2006/07/11

男の目指すべき道は - 「チョイワル」より「不良」 -

 暑い。クソ暑い。以前「夏だから、暑かぁー」という麦茶か何かのCMがあったが、本当に蒸し蒸しする。

 てな訳で週末、散髪に行った。店主「どがんしましょうか?」。筆者「暑かけん、バッサリ短めに」。店主「ヒデ(中田英寿)みたいにしましょかい」。

 で、出来上がったのが今の髪型で、どう見てもヒデにはほど遠い。鏡を見つめながら「はなわ(『佐賀県』を唄ったお笑いタレント)か、出川(哲朗)じゃないか」と思い至った。

 失意のうちに家に帰ったところ、勉強は不得手だが、やたらと調子の良い中二の三男が「よっ、チョイワルオヤジ!!」と冷やかしてきた。

 「チョイワルオヤジ」と言っても、ご年配の向きには分かりづらいだろうから、少し解説させていただく。

 主婦と生活社が出している男性ファッション誌「LEON」で有名になった流行り言葉。イタリア人エッセイストのジローラモが表紙を飾っている、売れ筋雑誌だ。一冊七百八十円。

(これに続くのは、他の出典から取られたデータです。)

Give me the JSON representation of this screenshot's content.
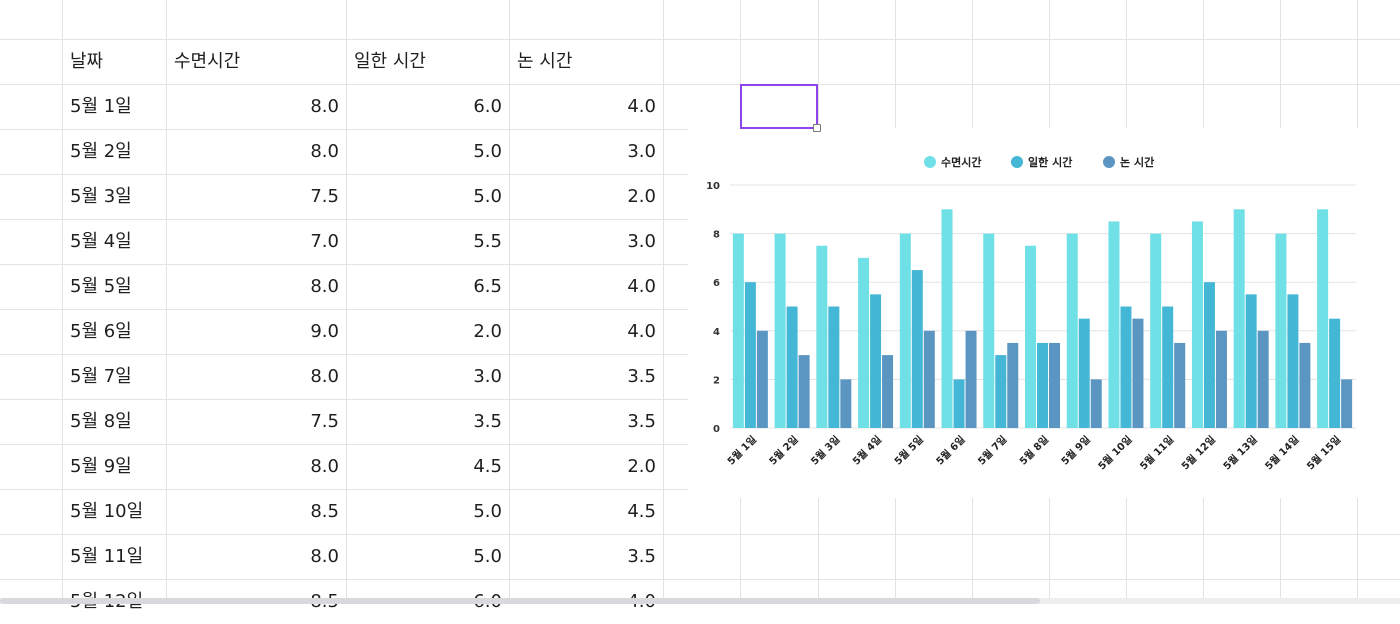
{
  "sheet": {
    "headers": [
      "날짜",
      "수면시간",
      "일한 시간",
      "논 시간"
    ],
    "rows": [
      [
        "5월 1일",
        "8.0",
        "6.0",
        "4.0"
      ],
      [
        "5월 2일",
        "8.0",
        "5.0",
        "3.0"
      ],
      [
        "5월 3일",
        "7.5",
        "5.0",
        "2.0"
      ],
      [
        "5월 4일",
        "7.0",
        "5.5",
        "3.0"
      ],
      [
        "5월 5일",
        "8.0",
        "6.5",
        "4.0"
      ],
      [
        "5월 6일",
        "9.0",
        "2.0",
        "4.0"
      ],
      [
        "5월 7일",
        "8.0",
        "3.0",
        "3.5"
      ],
      [
        "5월 8일",
        "7.5",
        "3.5",
        "3.5"
      ],
      [
        "5월 9일",
        "8.0",
        "4.5",
        "2.0"
      ],
      [
        "5월 10일",
        "8.5",
        "5.0",
        "4.5"
      ],
      [
        "5월 11일",
        "8.0",
        "5.0",
        "3.5"
      ],
      [
        "5월 12일",
        "8.5",
        "6.0",
        "4.0"
      ]
    ]
  },
  "chart_data": {
    "type": "bar",
    "categories": [
      "5월 1일",
      "5월 2일",
      "5월 3일",
      "5월 4일",
      "5월 5일",
      "5월 6일",
      "5월 7일",
      "5월 8일",
      "5월 9일",
      "5월 10일",
      "5월 11일",
      "5월 12일",
      "5월 13일",
      "5월 14일",
      "5월 15일"
    ],
    "series": [
      {
        "name": "수면시간",
        "color": "#6ee0e6",
        "values": [
          8,
          8,
          7.5,
          7,
          8,
          9,
          8,
          7.5,
          8,
          8.5,
          8,
          8.5,
          9,
          8,
          9
        ]
      },
      {
        "name": "일한 시간",
        "color": "#45b7d6",
        "values": [
          6,
          5,
          5,
          5.5,
          6.5,
          2,
          3,
          3.5,
          4.5,
          5,
          5,
          6,
          5.5,
          5.5,
          4.5
        ]
      },
      {
        "name": "논 시간",
        "color": "#5b96c2",
        "values": [
          4,
          3,
          2,
          3,
          4,
          4,
          3.5,
          3.5,
          2,
          4.5,
          3.5,
          4,
          4,
          3.5,
          2
        ]
      }
    ],
    "ylim": [
      0,
      10
    ],
    "yticks": [
      0,
      2,
      4,
      6,
      8,
      10
    ],
    "grid": true,
    "legend": "top-center",
    "title": "",
    "xlabel": "",
    "ylabel": ""
  }
}
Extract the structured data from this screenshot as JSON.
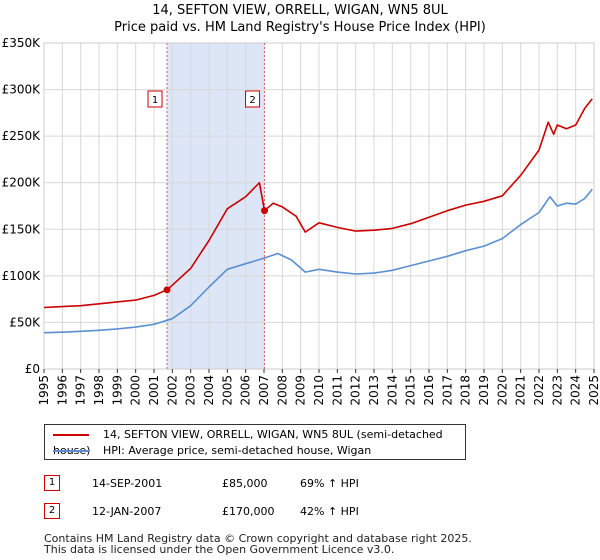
{
  "title_line1": "14, SEFTON VIEW, ORRELL, WIGAN, WN5 8UL",
  "title_line2": "Price paid vs. HM Land Registry's House Price Index (HPI)",
  "chart_data": {
    "type": "line",
    "x_range": [
      1995,
      2025
    ],
    "y_range": [
      0,
      350000
    ],
    "ytick_labels": [
      "£0",
      "£50K",
      "£100K",
      "£150K",
      "£200K",
      "£250K",
      "£300K",
      "£350K"
    ],
    "ytick_values": [
      0,
      50000,
      100000,
      150000,
      200000,
      250000,
      300000,
      350000
    ],
    "xtick_labels": [
      "1995",
      "1996",
      "1997",
      "1998",
      "1999",
      "2000",
      "2001",
      "2002",
      "2003",
      "2004",
      "2005",
      "2006",
      "2007",
      "2008",
      "2009",
      "2010",
      "2011",
      "2012",
      "2013",
      "2014",
      "2015",
      "2016",
      "2017",
      "2018",
      "2019",
      "2020",
      "2021",
      "2022",
      "2023",
      "2024",
      "2025"
    ],
    "grid": true,
    "highlight_span": [
      2001.71,
      2007.03
    ],
    "series": [
      {
        "name": "14, SEFTON VIEW, ORRELL, WIGAN, WN5 8UL (semi-detached house)",
        "color": "#cc0000",
        "x": [
          1995,
          1996,
          1997,
          1998,
          1999,
          2000,
          2001,
          2001.71,
          2002,
          2003,
          2004,
          2005,
          2006,
          2006.75,
          2007.03,
          2007.5,
          2008,
          2008.75,
          2009.25,
          2010,
          2011,
          2012,
          2013,
          2014,
          2015,
          2016,
          2017,
          2018,
          2019,
          2020,
          2021,
          2022,
          2022.5,
          2022.8,
          2023,
          2023.5,
          2024,
          2024.5,
          2024.9
        ],
        "values": [
          66000,
          67000,
          68000,
          70000,
          72000,
          74000,
          79000,
          85000,
          90000,
          108000,
          138000,
          172000,
          185000,
          200000,
          170000,
          178000,
          174000,
          164000,
          147000,
          157000,
          152000,
          148000,
          149000,
          151000,
          156000,
          163000,
          170000,
          176000,
          180000,
          186000,
          208000,
          235000,
          265000,
          252000,
          262000,
          258000,
          262000,
          280000,
          290000
        ]
      },
      {
        "name": "HPI: Average price, semi-detached house, Wigan",
        "color": "#5b8fd0",
        "x": [
          1995,
          1996,
          1997,
          1998,
          1999,
          2000,
          2001,
          2002,
          2003,
          2004,
          2005,
          2006,
          2007,
          2007.75,
          2008.5,
          2009.25,
          2010,
          2011,
          2012,
          2013,
          2014,
          2015,
          2016,
          2017,
          2018,
          2019,
          2020,
          2021,
          2022,
          2022.6,
          2023,
          2023.5,
          2024,
          2024.5,
          2024.9
        ],
        "values": [
          39000,
          39500,
          40500,
          41500,
          43000,
          45000,
          48000,
          54000,
          68000,
          88000,
          107000,
          113000,
          119000,
          124000,
          117000,
          104000,
          107000,
          104000,
          102000,
          103000,
          106000,
          111000,
          116000,
          121000,
          127000,
          132000,
          140000,
          155000,
          168000,
          185000,
          175000,
          178000,
          177000,
          183000,
          193000
        ]
      }
    ],
    "markers": [
      {
        "label": "1",
        "x": 2001.71,
        "y": 85000
      },
      {
        "label": "2",
        "x": 2007.03,
        "y": 170000
      }
    ]
  },
  "legend": [
    {
      "label": "14, SEFTON VIEW, ORRELL, WIGAN, WN5 8UL (semi-detached house)",
      "color": "#cc0000"
    },
    {
      "label": "HPI: Average price, semi-detached house, Wigan",
      "color": "#5b8fd0"
    }
  ],
  "transactions": [
    {
      "num": "1",
      "date": "14-SEP-2001",
      "price": "£85,000",
      "hpi": "69% ↑ HPI"
    },
    {
      "num": "2",
      "date": "12-JAN-2007",
      "price": "£170,000",
      "hpi": "42% ↑ HPI"
    }
  ],
  "footer_line1": "Contains HM Land Registry data © Crown copyright and database right 2025.",
  "footer_line2": "This data is licensed under the Open Government Licence v3.0."
}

 ところで、本連載を始めるにあたって、私は自らを「不良中年」と称したが、それと「チョイワルオヤジ」とは一体どこがどう違うのか?

 「不良中年」。私が初めてこの言葉に出合ったのは、作家の嵐山光三郎さんの文庫本(講談社)だ。その本のタイトルは『「不良中年」は楽しい』。

 嵐山光三郎。本名、祐乗坊英昭(ゆうじょうぼう・ひであき)。平凡社『太陽』の元編集長で、インテリ然としていない気取らない文体、文脈が楽しい。

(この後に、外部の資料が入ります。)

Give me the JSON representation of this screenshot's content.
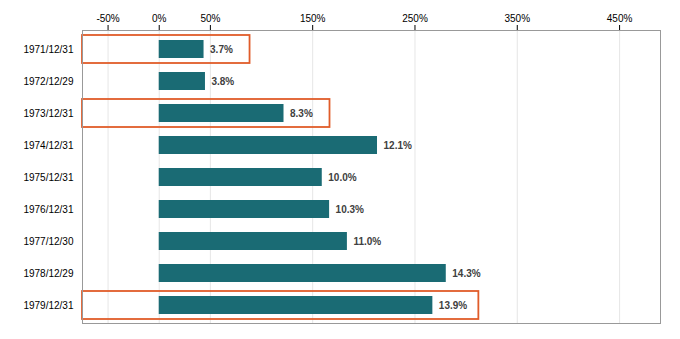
{
  "chart_data": {
    "type": "bar",
    "orientation": "horizontal",
    "categories": [
      "1971/12/31",
      "1972/12/29",
      "1973/12/31",
      "1974/12/31",
      "1975/12/31",
      "1976/12/31",
      "1977/12/30",
      "1978/12/29",
      "1979/12/31"
    ],
    "values": [
      43.81,
      45.2,
      121.97,
      213.37,
      159.37,
      166.54,
      183.94,
      280.59,
      267.48
    ],
    "annualized": [
      {
        "value": 3.7,
        "label": "3.7%"
      },
      {
        "value": 3.8,
        "label": "3.8%"
      },
      {
        "value": 8.3,
        "label": "8.3%"
      },
      {
        "value": 12.1,
        "label": "12.1%"
      },
      {
        "value": 10.0,
        "label": "10.0%"
      },
      {
        "value": 10.3,
        "label": "10.3%"
      },
      {
        "value": 11.0,
        "label": "11.0%"
      },
      {
        "value": 14.3,
        "label": "14.3%"
      },
      {
        "value": 13.9,
        "label": "13.9%"
      }
    ],
    "color": "#1a6b74",
    "boxed": [
      "1971/12/31",
      "1973/12/31",
      "1979/12/31"
    ],
    "box_color": "#e05c2a",
    "xlim": [
      -75,
      490
    ],
    "xticks": [
      {
        "value": -50,
        "label": "-50%"
      },
      {
        "value": 0,
        "label": "0%"
      },
      {
        "value": 50,
        "label": "50%"
      },
      {
        "value": 150,
        "label": "150%"
      },
      {
        "value": 250,
        "label": "250%"
      },
      {
        "value": 350,
        "label": "350%"
      },
      {
        "value": 450,
        "label": "450%"
      }
    ],
    "grid": true
  }
}
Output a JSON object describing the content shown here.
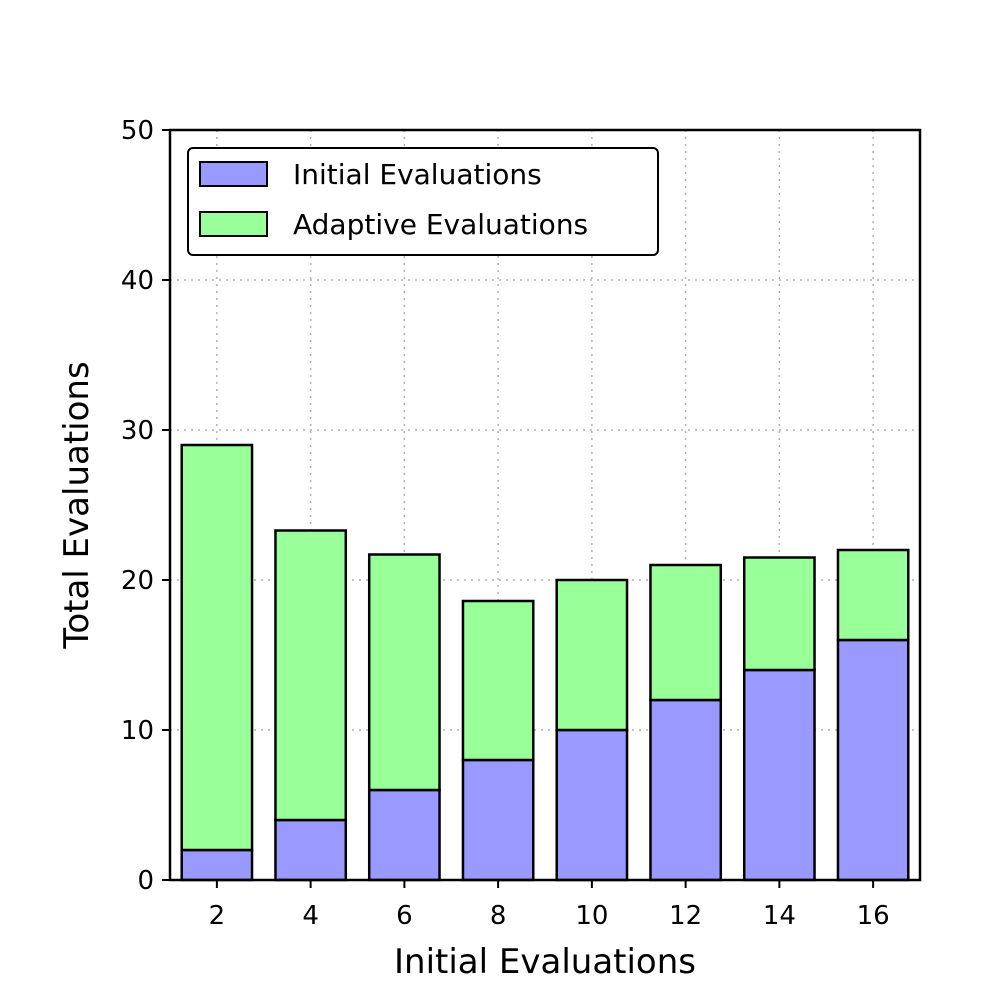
{
  "chart_data": {
    "type": "bar",
    "stacked": true,
    "categories": [
      "2",
      "4",
      "6",
      "8",
      "10",
      "12",
      "14",
      "16"
    ],
    "series": [
      {
        "name": "Initial Evaluations",
        "color": "#9999ff",
        "values": [
          2,
          4,
          6,
          8,
          10,
          12,
          14,
          16
        ]
      },
      {
        "name": "Adaptive Evaluations",
        "color": "#99ff99",
        "values": [
          27,
          19.3,
          15.7,
          10.6,
          10,
          9,
          7.5,
          6
        ]
      }
    ],
    "xlabel": "Initial Evaluations",
    "ylabel": "Total Evaluations",
    "ylim": [
      0,
      50
    ],
    "yticks": [
      0,
      10,
      20,
      30,
      40,
      50
    ],
    "grid": true,
    "legend_position": "top-left"
  }
}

 一読後、私は感動(!?)の余り10冊ほどを取り寄せ、同じ「不良中年」の臭いを振り撒いている連中に献本した。みんな、読んだか?

 何が面白いかって、生き方が尋常じゃない。『太陽』の編集長まで務めた御仁が、目指して乞食になり、仲間と新たに出版社を立ち上げたかと思ったら、儲けた金は株でスッカラカン。それでも凝りずにバイクにスキューバダイビング…。

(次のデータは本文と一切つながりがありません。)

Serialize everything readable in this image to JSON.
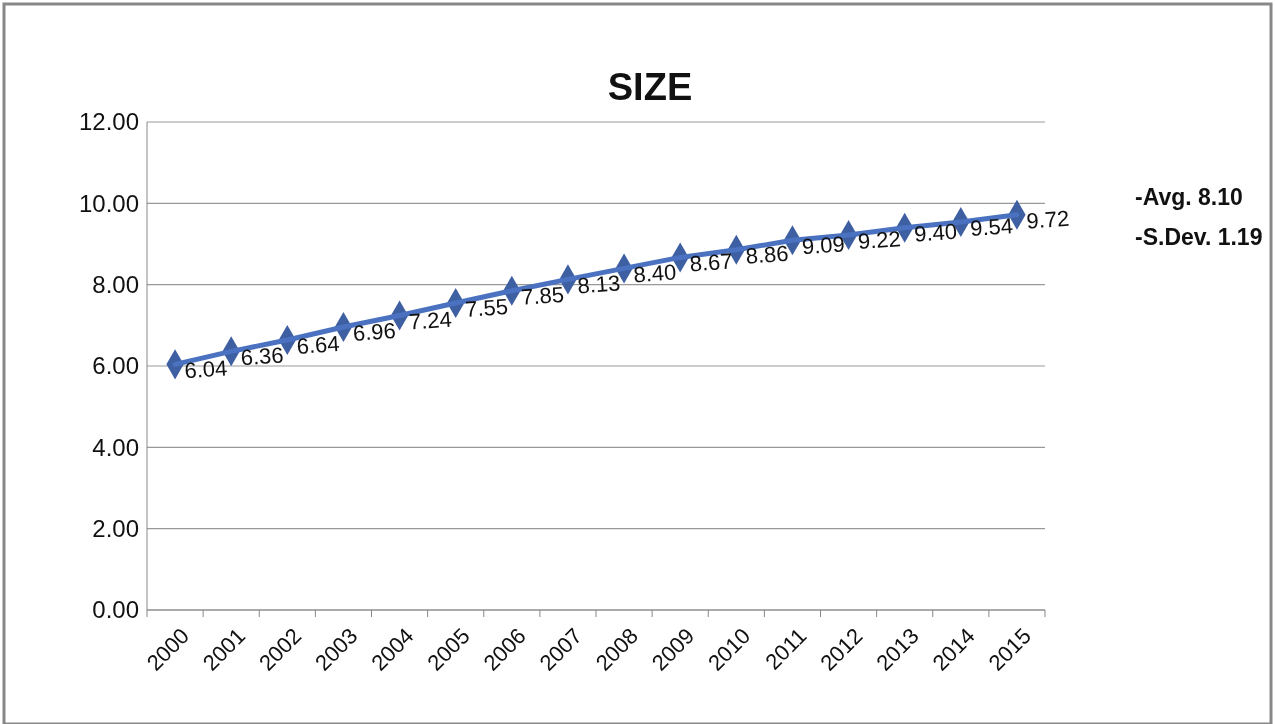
{
  "chart_data": {
    "type": "line",
    "title": "SIZE",
    "categories": [
      "2000",
      "2001",
      "2002",
      "2003",
      "2004",
      "2005",
      "2006",
      "2007",
      "2008",
      "2009",
      "2010",
      "2011",
      "2012",
      "2013",
      "2014",
      "2015"
    ],
    "series": [
      {
        "color": "#4a72c0",
        "values": [
          6.04,
          6.36,
          6.64,
          6.96,
          7.24,
          7.55,
          7.85,
          8.13,
          8.4,
          8.67,
          8.86,
          9.09,
          9.22,
          9.4,
          9.54,
          9.72
        ],
        "value_labels": [
          "6.04",
          "6.36",
          "6.64",
          "6.96",
          "7.24",
          "7.55",
          "7.85",
          "8.13",
          "8.40",
          "8.67",
          "8.86",
          "9.09",
          "9.22",
          "9.40",
          "9.54",
          "9.72"
        ]
      }
    ],
    "ylim": [
      0,
      12
    ],
    "yticks": [
      {
        "value": 0,
        "label": "0.00"
      },
      {
        "value": 2,
        "label": "2.00"
      },
      {
        "value": 4,
        "label": "4.00"
      },
      {
        "value": 6,
        "label": "6.00"
      },
      {
        "value": 8,
        "label": "8.00"
      },
      {
        "value": 10,
        "label": "10.00"
      },
      {
        "value": 12,
        "label": "12.00"
      }
    ],
    "grid": "y",
    "marker": "diamond",
    "line_style": "solid",
    "annotations": [
      "-Avg. 8.10",
      "-S.Dev. 1.19"
    ]
  }
}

 こうした "実体験" を通じて培われた「古今の人を見る目」は、凡人をして「なるほど、そうか」と思わず膝を打たせてしまうのである。博識、慧眼。

 この人の筆にかかったら、俳聖・松尾芭蕉も、ノーベル賞作家・川端康成も、平塚雷鳥(女性運動家)も、一休さんも…みーんな「不良○○」なのである。詳しくは本書を買ってお読み下さい。

 これに対し「チョイワル」方は、ファッショナブルで表層的。深みがない。やはり人間は生き方(中身)で勝負。目指すべき道は「不良○○」だと改めて思い直したが、『人は見た目が9割』(新潮社)という本が売れているのも何となく気がかりだ。髪はまだ伸びない。